With the 1987 hit ‘Don’t Dream It’s Over’, Australia-based Crowded House created a classic song, combining a simple but effective guitar hook, a soaring melody, a catchy refrain (hey now, hey now), and most importantly, an inspired message of hope that cut through the cynicism and excess of the era. Reference the movie Wall Street if you want to know what I mean…it was released the same year. The song holds an unabashed candle to the idealism of the Sixties with its nod to The Beatles’ song-craft and Procol Harum-inspired organ solo.
Vocalist, guitarist, and principal songwriter Neil Finn, a native of New Zealand, had already been exposed to chart success and popular acclaim, penning some of the biggest hits for his older brother Tim’s band, Split Enz, known perhaps as much for their manic theatricality as their recordings.

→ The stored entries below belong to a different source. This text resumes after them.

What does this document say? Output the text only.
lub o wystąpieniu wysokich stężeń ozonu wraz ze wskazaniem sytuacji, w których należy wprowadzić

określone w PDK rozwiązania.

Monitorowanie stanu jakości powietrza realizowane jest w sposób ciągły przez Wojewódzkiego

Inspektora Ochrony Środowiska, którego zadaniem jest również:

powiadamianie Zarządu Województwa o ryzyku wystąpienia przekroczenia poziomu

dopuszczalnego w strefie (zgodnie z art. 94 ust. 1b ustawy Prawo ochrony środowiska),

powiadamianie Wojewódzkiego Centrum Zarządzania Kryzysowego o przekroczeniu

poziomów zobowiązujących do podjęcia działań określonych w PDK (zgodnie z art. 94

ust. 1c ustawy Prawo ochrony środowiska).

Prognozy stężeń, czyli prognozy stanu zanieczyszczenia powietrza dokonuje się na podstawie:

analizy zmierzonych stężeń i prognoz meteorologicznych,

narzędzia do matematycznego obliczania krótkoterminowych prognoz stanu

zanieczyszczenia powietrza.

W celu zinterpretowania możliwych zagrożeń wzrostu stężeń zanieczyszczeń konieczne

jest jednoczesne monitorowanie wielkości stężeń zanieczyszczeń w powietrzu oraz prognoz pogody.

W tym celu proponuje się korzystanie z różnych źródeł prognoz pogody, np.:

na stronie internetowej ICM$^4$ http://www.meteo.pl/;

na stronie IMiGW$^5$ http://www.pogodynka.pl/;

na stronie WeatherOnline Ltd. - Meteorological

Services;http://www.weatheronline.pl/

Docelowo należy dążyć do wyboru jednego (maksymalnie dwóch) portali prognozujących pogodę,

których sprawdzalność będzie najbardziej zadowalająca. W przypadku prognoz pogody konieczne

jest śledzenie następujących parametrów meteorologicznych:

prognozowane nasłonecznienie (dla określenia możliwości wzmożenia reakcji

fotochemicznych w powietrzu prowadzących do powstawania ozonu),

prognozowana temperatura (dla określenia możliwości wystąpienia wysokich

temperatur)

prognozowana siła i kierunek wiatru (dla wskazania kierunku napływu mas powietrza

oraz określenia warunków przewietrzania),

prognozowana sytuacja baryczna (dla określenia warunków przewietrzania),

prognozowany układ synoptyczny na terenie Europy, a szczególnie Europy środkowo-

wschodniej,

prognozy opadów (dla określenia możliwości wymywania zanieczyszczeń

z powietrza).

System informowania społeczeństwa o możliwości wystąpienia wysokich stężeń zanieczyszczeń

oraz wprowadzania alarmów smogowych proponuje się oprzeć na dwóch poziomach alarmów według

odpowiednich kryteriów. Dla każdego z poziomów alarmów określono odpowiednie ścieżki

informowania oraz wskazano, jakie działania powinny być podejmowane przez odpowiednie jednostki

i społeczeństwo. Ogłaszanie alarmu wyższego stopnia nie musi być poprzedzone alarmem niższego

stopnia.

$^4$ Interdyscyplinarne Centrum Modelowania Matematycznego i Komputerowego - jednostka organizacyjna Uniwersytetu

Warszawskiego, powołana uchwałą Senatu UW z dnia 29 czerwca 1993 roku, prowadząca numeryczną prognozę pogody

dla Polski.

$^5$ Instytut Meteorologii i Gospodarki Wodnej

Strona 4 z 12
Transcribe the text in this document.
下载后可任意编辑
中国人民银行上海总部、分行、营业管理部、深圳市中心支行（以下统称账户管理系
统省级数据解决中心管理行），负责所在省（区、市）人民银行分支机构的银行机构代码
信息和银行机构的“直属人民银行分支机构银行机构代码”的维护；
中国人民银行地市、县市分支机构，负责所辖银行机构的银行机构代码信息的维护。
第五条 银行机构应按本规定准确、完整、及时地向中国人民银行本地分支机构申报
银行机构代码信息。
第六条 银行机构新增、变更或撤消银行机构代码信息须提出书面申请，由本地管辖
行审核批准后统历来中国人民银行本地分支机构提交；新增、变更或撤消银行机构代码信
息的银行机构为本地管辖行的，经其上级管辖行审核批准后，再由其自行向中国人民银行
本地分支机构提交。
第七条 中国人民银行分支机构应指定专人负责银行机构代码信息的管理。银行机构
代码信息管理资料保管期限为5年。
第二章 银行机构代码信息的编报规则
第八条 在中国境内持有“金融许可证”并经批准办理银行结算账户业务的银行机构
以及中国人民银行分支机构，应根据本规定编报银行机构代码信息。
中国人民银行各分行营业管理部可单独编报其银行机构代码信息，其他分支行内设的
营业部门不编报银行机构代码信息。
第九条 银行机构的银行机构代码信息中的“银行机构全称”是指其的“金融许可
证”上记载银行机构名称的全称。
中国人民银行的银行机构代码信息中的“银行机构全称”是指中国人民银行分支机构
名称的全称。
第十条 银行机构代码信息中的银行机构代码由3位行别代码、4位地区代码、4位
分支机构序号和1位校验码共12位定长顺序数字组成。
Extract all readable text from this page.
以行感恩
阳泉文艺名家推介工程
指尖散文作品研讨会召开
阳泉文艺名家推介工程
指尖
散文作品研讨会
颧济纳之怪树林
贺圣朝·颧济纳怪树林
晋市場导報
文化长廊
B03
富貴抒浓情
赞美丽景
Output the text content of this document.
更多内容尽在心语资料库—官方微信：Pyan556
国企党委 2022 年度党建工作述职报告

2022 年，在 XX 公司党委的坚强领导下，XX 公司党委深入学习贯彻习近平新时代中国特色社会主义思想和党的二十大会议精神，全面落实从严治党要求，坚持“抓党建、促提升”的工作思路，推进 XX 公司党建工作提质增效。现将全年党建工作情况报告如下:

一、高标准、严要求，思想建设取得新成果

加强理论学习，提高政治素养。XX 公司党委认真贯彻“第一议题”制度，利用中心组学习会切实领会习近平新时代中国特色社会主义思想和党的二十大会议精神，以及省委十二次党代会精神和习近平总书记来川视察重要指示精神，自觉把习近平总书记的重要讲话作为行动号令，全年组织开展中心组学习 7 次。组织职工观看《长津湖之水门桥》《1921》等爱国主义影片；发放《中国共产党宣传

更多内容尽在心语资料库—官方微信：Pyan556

Moving on, Neil hooked up with bassist Nick Seymour, and ex-Split Enz drummer Paul Hester to form Crowded House, embracing a musical concept that placed emphasis on less-is-more. ‘Don’t Dream It’s Over’ became one of the biggest hits ever for an Australasian band, and made the top ten in many countries. The band went on to produce a number of albums that can still make even celebrated songwriters cringe with envy.
Crowded House went out with a bang in 1996, playing a farewell concert to an audience estimated at between 150,000 and 250,000 on the steps of the Sydney Opera House.
The band reformed in 2006, and have recently released their sixth album Intriguer.
At the time, the chart success of Don’t Dream It’s Over hinted to me that the Eighties still had a soft spot for both an inspired song rendered simply, and the idealistic Dream of the Sixties. The fact that I still hear it on the radio informs me that we’ve always needed good reminders of why we should remain hopeful. In the accelerated, saturated world we live in now, a sense of hope is vital.